Le programme ne suit en aucun cas les sentiers battus et est d'autant plus intéressant. Il propose trois compositions ayant la mer comme sujet, ce qui permet à la chanteuse de confirmer également sur ce cd qu'elle « aime explorer des terres inconnues » (entretien Véronique Rubens programme récital Munt 15 novembre 2019). Sea Pictures est certes l'une des œuvres les moins populaires d'Edward Elgar. Suivent ensuite l'intime et très chargé Poème de l'amour et de la mer d'Ernest Chausson et en troisième œuvre elle présente une première d'enregistrement : La Mer de Victorin Joncières. Cette dernière est une découverte qui vaut presque à elle seule l'enregistrement.

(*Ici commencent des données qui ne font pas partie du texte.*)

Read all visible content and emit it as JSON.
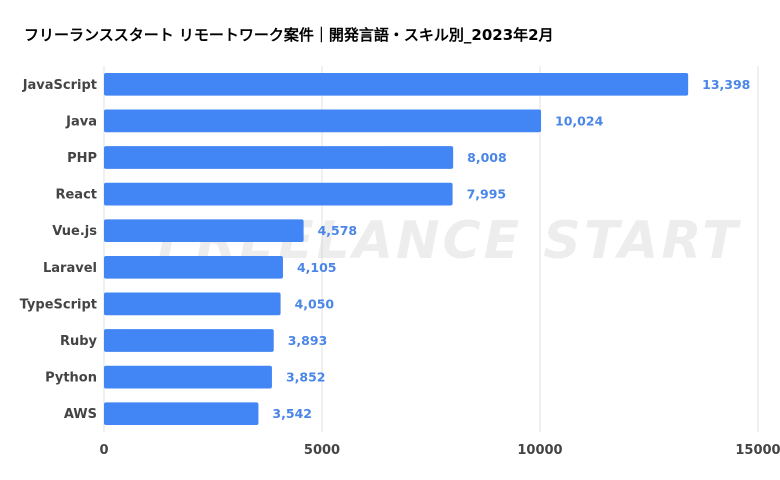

Les trois compositeurs ont en commun d'être des admirateurs de Richard Wagner, ce qui s'exprime dans l'orchestration dense et luxuriante caractérisée par la chromatique et les motifs récurrents. Avec son timbre vocal particulier de contralto, la couleur vocale de Marie-Nicole Lemieux s'adapte richement au son orchestral. Déjà dans Sea Pictures d'Elgar, la première œuvre du cd, on remarque la souplesse dont la chanteuse dispose encore. La richesse chromatique de Lemieux semble inépuisable. La voix profonde sonne nocturne dans Good night, alterne retenue et exubérance dans In Haven, chante comme une prière envoûtante dans Sabbath Morning at Sea. Dans La Mort de l'amour de Chausson, la tristesse et le deuil profond habitent la voix. Dans La Tempête de La Mer de Joncières elle sonne menaçante (Je suis la mort!), avant que suit la résignation dans l'éternité de la mer. Ce ne sont que quelques exemples de la pure poésie qui caractérise le chant de Lemieux et de la diversité émotionnelle et vocale parfaite dont la chanteuse est capable.

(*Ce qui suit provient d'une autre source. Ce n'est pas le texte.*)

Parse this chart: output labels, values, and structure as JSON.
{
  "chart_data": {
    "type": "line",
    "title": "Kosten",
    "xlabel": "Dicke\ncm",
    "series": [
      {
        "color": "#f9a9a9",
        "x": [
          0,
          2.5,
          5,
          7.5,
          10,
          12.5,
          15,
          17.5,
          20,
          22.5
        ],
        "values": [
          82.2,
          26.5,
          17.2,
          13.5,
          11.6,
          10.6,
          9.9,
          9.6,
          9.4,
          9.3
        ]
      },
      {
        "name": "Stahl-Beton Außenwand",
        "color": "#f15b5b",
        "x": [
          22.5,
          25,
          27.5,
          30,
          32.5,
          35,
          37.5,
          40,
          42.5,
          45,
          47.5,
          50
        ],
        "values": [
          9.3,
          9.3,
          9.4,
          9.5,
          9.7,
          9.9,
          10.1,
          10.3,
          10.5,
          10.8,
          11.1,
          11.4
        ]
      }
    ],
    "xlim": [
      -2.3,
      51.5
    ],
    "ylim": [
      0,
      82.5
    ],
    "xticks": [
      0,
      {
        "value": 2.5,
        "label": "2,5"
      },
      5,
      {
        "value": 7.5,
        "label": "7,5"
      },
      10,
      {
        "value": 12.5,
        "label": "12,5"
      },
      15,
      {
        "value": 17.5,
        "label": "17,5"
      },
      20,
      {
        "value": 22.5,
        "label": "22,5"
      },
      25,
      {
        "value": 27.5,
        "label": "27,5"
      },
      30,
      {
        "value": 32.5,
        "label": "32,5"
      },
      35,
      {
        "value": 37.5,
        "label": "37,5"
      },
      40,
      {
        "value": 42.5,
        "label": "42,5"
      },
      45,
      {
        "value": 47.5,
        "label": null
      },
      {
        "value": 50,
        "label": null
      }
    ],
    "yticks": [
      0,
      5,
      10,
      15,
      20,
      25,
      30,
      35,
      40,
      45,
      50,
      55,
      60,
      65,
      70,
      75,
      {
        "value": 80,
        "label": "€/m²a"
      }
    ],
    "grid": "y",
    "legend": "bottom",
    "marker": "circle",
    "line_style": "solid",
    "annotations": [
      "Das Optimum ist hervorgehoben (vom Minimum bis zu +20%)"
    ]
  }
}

Parallèlement à la personnalité et à l'engagement avec lesquels Lemieux se consacre à ces trois belles œuvres orchestrales, l'Orchestre National Bordeaux Aquitaine la soutient sous la direction de Paul Daniel. D'Edward Elgar à Joncières elle trace un bel arc de diversité et de richesse chromatique. Chez Joncières une tonalité fondamentale est établie par une partie chorale éthérée, ce qui fait de l'œuvre une sorte de symphonie dramatique, où la soliste place les accents.

Un magnifique cd, non seulement pour les fans de Lemieux, mais pour les amateurs de répertoire vocal autre et peu connu.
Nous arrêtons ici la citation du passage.